Originally posted by Chuckster
According to the engineers I have spoken to at length, the KHJ studio had 3 studios, plus a "mastering" room where they often cut transcription discs.
The large studio - the "radio theatre" - was where they often recorded the big band sessions, i. e. Billy May & Stan Kenton's solo band recordings, the Billy May/Riddle big band sessions with Sinatra and others, etc. As John Palladino explained it, they could place the band on the stage (elevated), and leave Sinatra on the floor. The slap-back echo and overrings produced by the sound of the band on a higher plane than the vocalist gave them a big, "fat" sound (hence the title of Billy May's album, "Big Fat Brass.")
The two smaller studios were used for the intimate recordings you spoke of: things like "Songs for Young Lovers," "Swing Easy," and the small group recordings for "Wee Small Hours." They also used one of the smaller studios for a lot of spoken word and radio-type announcer recording...
It still amazes me how much great sound those early Capitol engineers extracted and preserved with such (comparatively) limited technology at their disposal. Amazing stuff indeed.

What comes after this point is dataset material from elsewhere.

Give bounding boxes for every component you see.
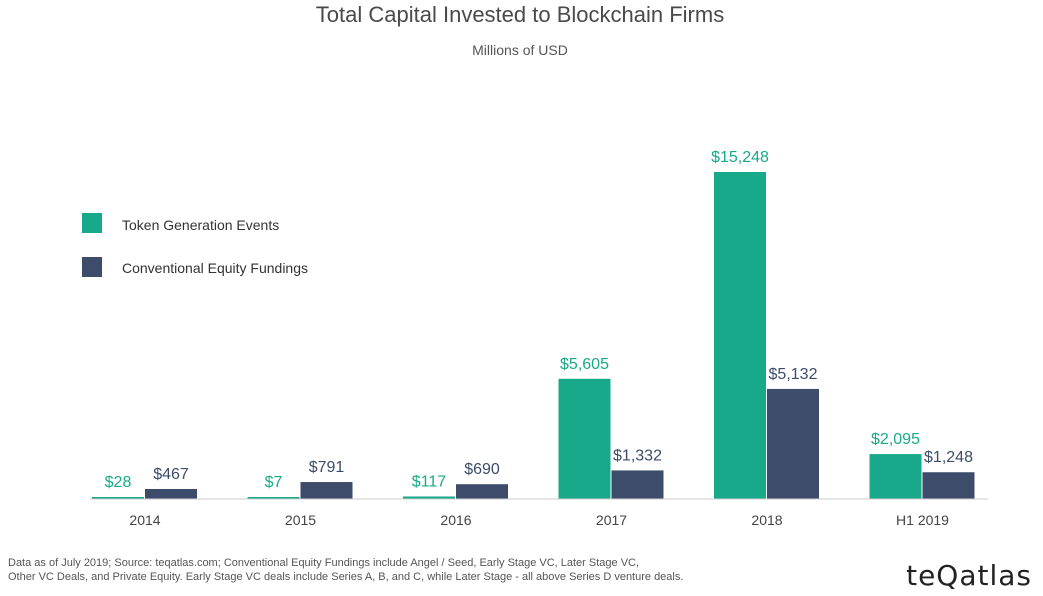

There was also a 4th studio at Capitol Melrose - Studio B. John Palladino told me that it wasn't used for that long before they moved to the Tower. He explained that Studio B was like Studio A (the big "Radio Theater" room), but smaller. I think he said maybe about 1/2 the size. He also said he remembered that the first session they did in Melrose Studio B was a Sinatra session, with John Kraus engineering. He didn't know what songs were done though. Would've been sometime in 1955.